Sunday, May 03, 2015

Process-Driven Trading: Trading With Quality

We often hear that traders should be process driven and strictly follow their process as a way of avoiding psychologically-driven biases and poor trading practices.  This draws upon an analogy between trading and the running of a manufacturing or service business.  In the business setting, you are looking for consistent, high quality.  Variability of output = low quality.  For example, if you're manufacturing a drug, you want the production process to turn out the same pill all the time.  If you're a delivery service, you want consistent on-time delivery--and you standardize each step of the process to make sure that happens.
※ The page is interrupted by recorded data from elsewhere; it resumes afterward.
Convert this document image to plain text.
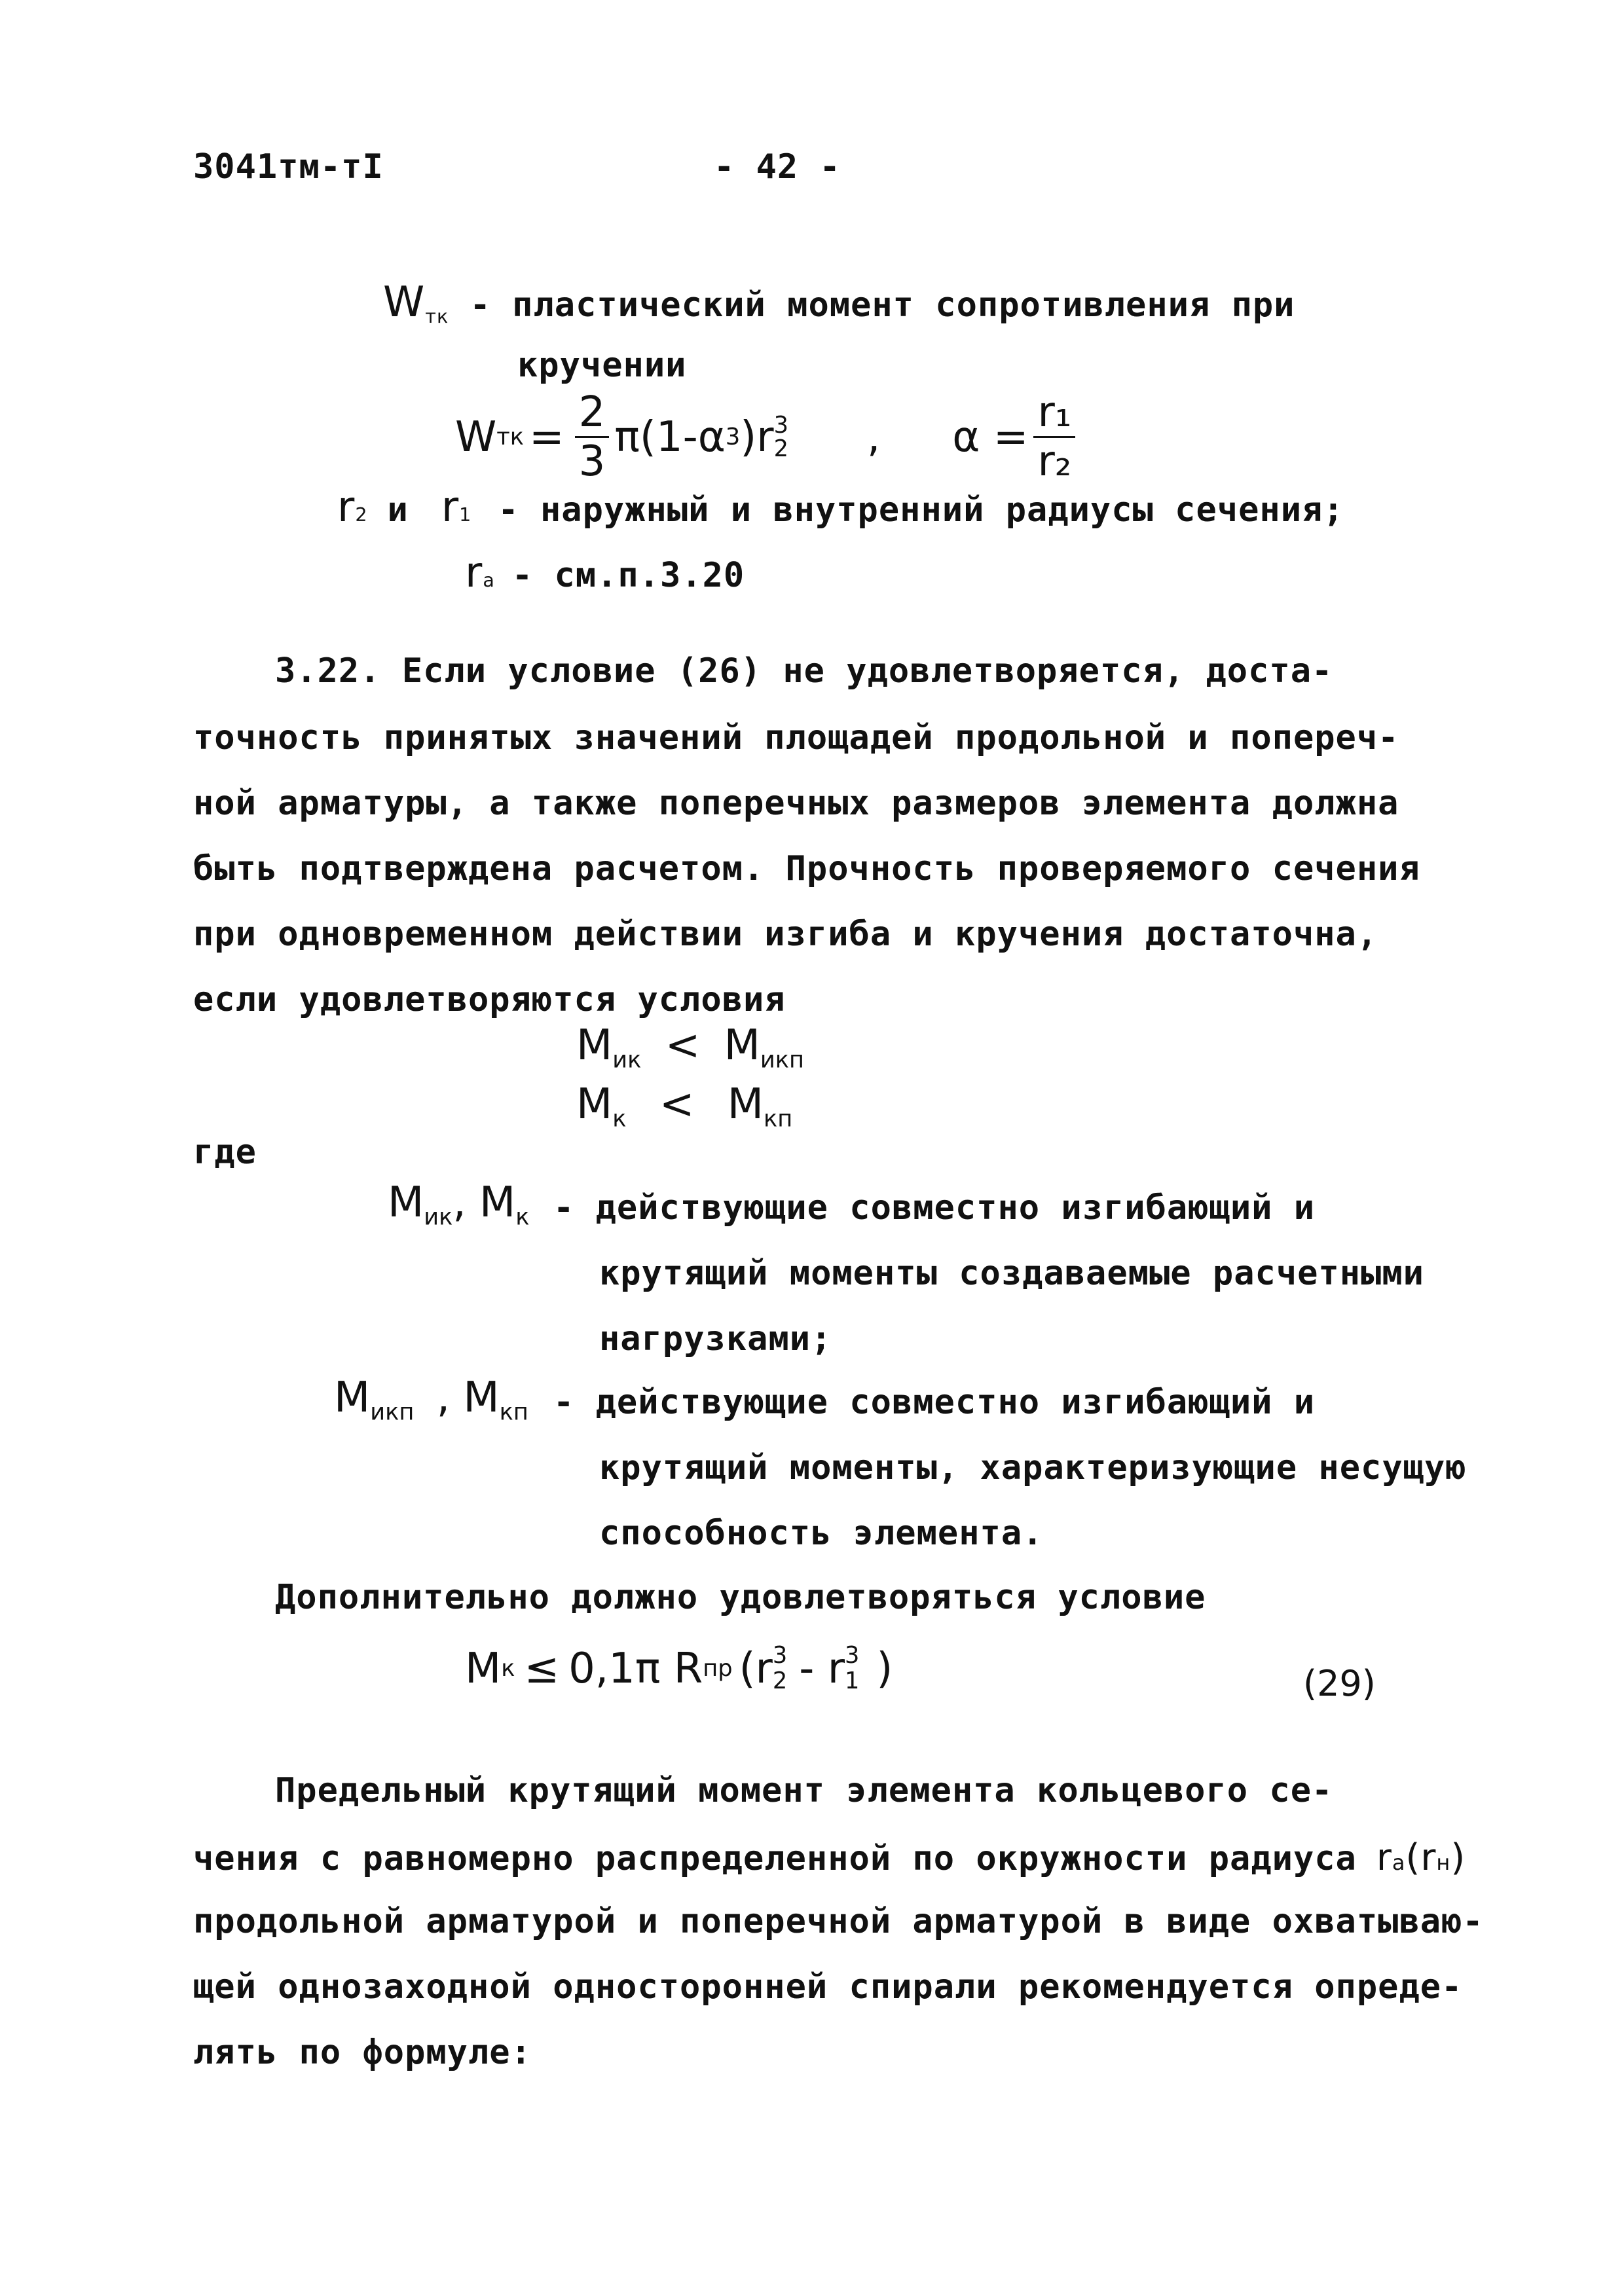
3041тм-тI	- 42 -
$W_{тк}$ - пластический момент сопротивления при
кручении
W тк = $\frac{2}{3} \pi(1-\alpha$ 3 )r 3
2 , $\alpha = \frac{\text{r₁}}{\text{r₂}}$
r 2 и r 1 - наружный и внутренний радиусы сечения;
r a - см.п.3.20
3.22. Если условие (26) не удовлетворяется, доста-
точность принятых значений площадей продольной и попереч-
ной арматуры, а также поперечных размеров элемента должна
быть подтверждена расчетом. Прочность проверяемого сечения
при одновременном действии изгиба и кручения достаточна,
если удовлетворяются условия
$M_{ик} < M_{икп}$
$M_к < M_{кп}$
где
$M_{ик}$, $M_к$ - действующие совместно изгибающий и
крутящий моменты создаваемые расчетными
нагрузками;
$M_{икп}$ , $M_{кп}$ - действующие совместно изгибающий и
крутящий моменты, характеризующие несущую
способность элемента.
Дополнительно должно удовлетворяться условие
M к ≤ 0,1π R пр (r 3
2 - r 3
1 )	(29)
Предельный крутящий момент элемента кольцевого се-
чения с равномерно распределенной по окружности радиуса r a (r н )
продольной арматурой и поперечной арматурой в виде охватываю-
щей однозаходной односторонней спирали рекомендуется опреде-
лять по формуле:
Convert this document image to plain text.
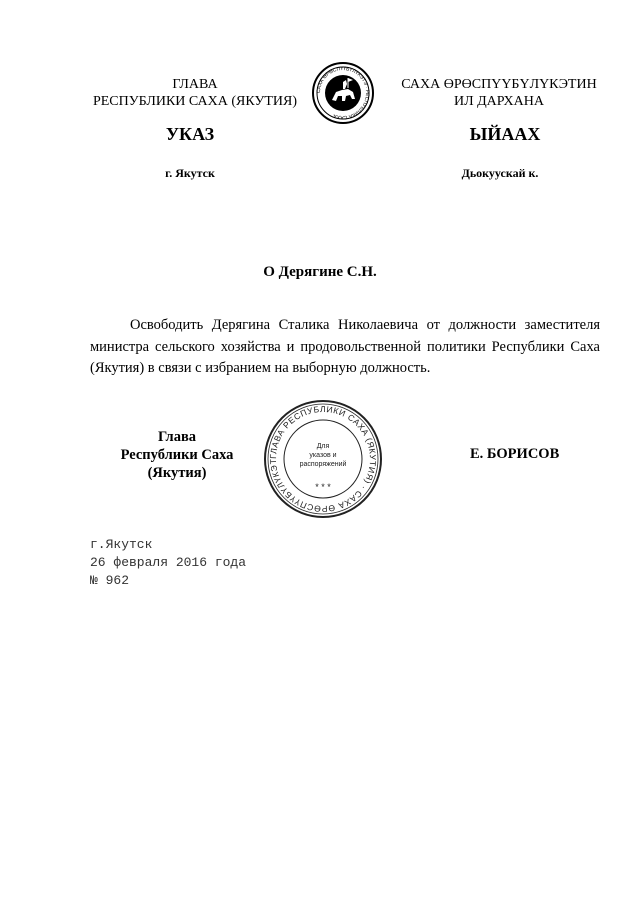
ГЛАВА
РЕСПУБЛИКИ САХА (ЯКУТИЯ)
САХА ӨРӨСПҮҮБҮЛҮКЭТЭ · РЕСПУБЛИКА САХА
САХА ӨРӨСПҮҮБҮЛҮКЭТИН
ИЛ ДАРХАНА
УКАЗ	ЫЙААХ
г. Якутск	Дьокуускай к.
О Дерягине С.Н.
Освободить Дерягина Сталика Николаевича от должности заместителя министра сельского хозяйства и продовольственной политики Республики Саха (Якутия) в связи с избранием на выборную должность.
Глава
Республики Саха (Якутия)
ГЛАВА РЕСПУБЛИКИ САХА (ЯКУТИЯ) · САХА ӨРӨСПҮҮБҮЛҮКЭТ
Для
указов и
распоряжений
* * *
Е. БОРИСОВ
г.Якутск
26 февраля 2016 года
№ 962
Essential to process-driven quality control are two ingredients: 1) measurement of outcomes and 2) identification of the activities that consistently generate those outcomes.  In the world of medicine, that has led to a focus on outcome research and the creation of evidence-based treatment protocols that standardize best practices.  If you receive surgery from an evidence-based treatment center, many of the decisions that are made, from the amount and type of anesthesia to the sterility of the operating room and the method of incision, will be laid out as protocols and derived from rigorous, controlled outcome studies.

When traders say that they are "following their process", what they should mean by that is that they have intensively studied what makes them money and what does not; identified their best trading practices; codified these best practices as protocols to follow; and then tracked their fidelity to these evidence-based practices.

In other words, a trader who is truly process-driven should demonstrate:

1)  Reliability - They do the same thing in the same situation each time;
2)  Validity - What they do is known to result in greater positive outcomes than following other procedures.

Most traders who speak of being process-driven do not truly track reliability and validity.  When they talk about being process-driven, what they mean is that they follow a routine.  Routines are necessary for quality control, but hardly sufficient.  Rowing a boat in a consistent manner doesn't help if you're headed in the wrong direction.  If traders don't track outcomes, identify the practices that generate favorable outcomes, and *then* ground routines in those practices, they are not trading with quality.

Trading with quality means putting as much time and effort into studying trading performance as studying markets.  The process-driven trader doesn't simply define a routine and follow it blindly.  Rather, process-driven trading means that you identify and understand what works and then systematically become more consistent in executing that.

Would you fly an airline that operated with the same quality control as you demonstrate in your trading?  

It's all about doing things right and doing the right things.